Corsair Vengeance M90 Performance MMO und RTS Gaming: Amazon.de: Computer & Zubehör

Razer Naga Special Edition Molten Gaming Maus: Amazon.de: Computer & Zubehör

und der 

http://www.amazon.de/Corsair-Vengea...QP76/ref=sr_1_1?ie=UTF8&qid=1338159179&sr=8-1

entscheiden.

Momentan "fahre" ich auf meiner Logitech G500, möchte aber einfach etwas neues.

Spiele eigendlich nur shooter und demnächst dann hoffentlich D3.

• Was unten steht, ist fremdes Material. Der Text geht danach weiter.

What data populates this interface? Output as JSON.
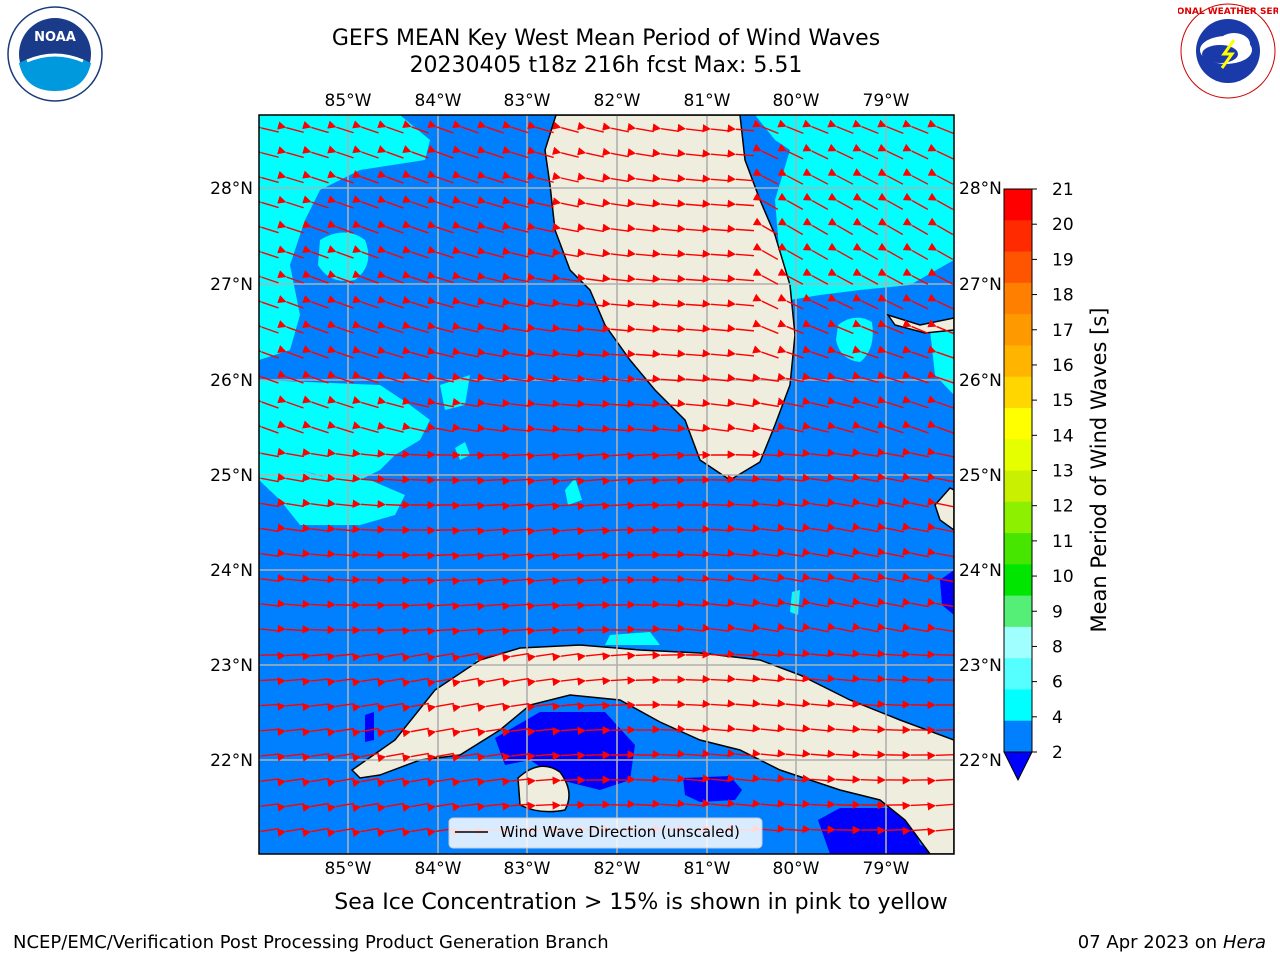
{
  "title_line1": "GEFS MEAN Key West Mean Period of Wind Waves",
  "title_line2": "20230405 t18z 216h fcst   Max: 5.51",
  "lon_labels": [
    "85°W",
    "84°W",
    "83°W",
    "82°W",
    "81°W",
    "80°W",
    "79°W"
  ],
  "lat_labels": [
    "28°N",
    "27°N",
    "26°N",
    "25°N",
    "24°N",
    "23°N",
    "22°N"
  ],
  "legend_text": "Wind Wave Direction (unscaled)",
  "caption": "Sea Ice Concentration > 15% is shown in pink to yellow",
  "footer_left": "NCEP/EMC/Verification Post Processing Product Generation Branch",
  "footer_right_date": "07 Apr 2023 on ",
  "footer_right_host": "Hera",
  "colorbar": {
    "label": "Mean Period of Wind Waves [s]",
    "ticks": [
      "21",
      "20",
      "19",
      "18",
      "17",
      "16",
      "15",
      "14",
      "13",
      "12",
      "11",
      "10",
      "9",
      "8",
      "6",
      "4",
      "2"
    ],
    "colors": [
      "#ff0000",
      "#ff2a00",
      "#ff5500",
      "#ff7f00",
      "#ff9900",
      "#ffb400",
      "#ffd600",
      "#ffff00",
      "#e6ff00",
      "#c8f000",
      "#8cf000",
      "#46e600",
      "#00e600",
      "#55ee77",
      "#a0ffff",
      "#55ffff",
      "#00ffff",
      "#0080ff"
    ],
    "under_color": "#0000ff"
  },
  "logos": {
    "noaa": "NOAA",
    "nws": "NATIONAL WEATHER SERVICE"
  },
  "colors": {
    "ocean_deep": "#0080ff",
    "ocean_light": "#00ffff",
    "ocean_dark": "#0000ff",
    "land": "#efedde",
    "arrow": "#ff0000",
    "grid": "#b0b0b0"
  }
}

Wenn ihr mir noch andere Mäuse empfiehlen könnt, immer her damit 


mfG


----------



## Hansvonwurst (28. Mai 2012)

Die Razer Naga durfte ich mal anspielen und sie hat mir eigentlich ganz gut gefallen, aber sie soll Qualitätsprobleme haben.
Mein absolutes Objekt der Begierde ist momentan die Roccat Savu (auf der RPC angespielt und ).
Roccat Savu Gaming Mouse, USB (ROC-11-600)
Wichtig ist probegrabbeln!
Ansonsten könntest du dir die "üblichen Verdächtigen" von Zowie, die Razer Deathadder und die Logitech G400 mal ansehen.


----------



## CyberLotus (28. Mai 2012)

Die Savu und die Deathadder gefallen mir ganz gut, ansonsten finde ich die Corsair M60 immernoch ganz cool.... werd jetzt mal ne Nacht drüber schlafen ;D


Danke schonmal


----------



## MATRIX KILLER (28. Mai 2012)

Hast du bei den von dir genannten Mäusen schon die Hand probe gemacht.


----------



## POWER_TO_THE_GROUND (28. Mai 2012)

Immere erst Probefassen und dann kaufen, die Savu soll ganz gut sein


----------



## Hansvonwurst (28. Mai 2012)

Jupp!
Wenn man bei einer Maus dann das Gefühl hier hat:
At Last, My Arm Is Complete Again - YouTube
Dann hat man die Richtige gefunden.
Ansonsten kannst du alle drei mal bei einem Händler bestellen und dann zwei später zurückgeben!


----------



## Combi (28. Mai 2012)

razer macht minderwertige mäuse..habe von jeder die es gibt 2 stück(freundin braucht auch eine^^)...
jede hatte nach 1-1,5 jahren nen defekt,sogar die sauteuren mambas...nie wieder razer...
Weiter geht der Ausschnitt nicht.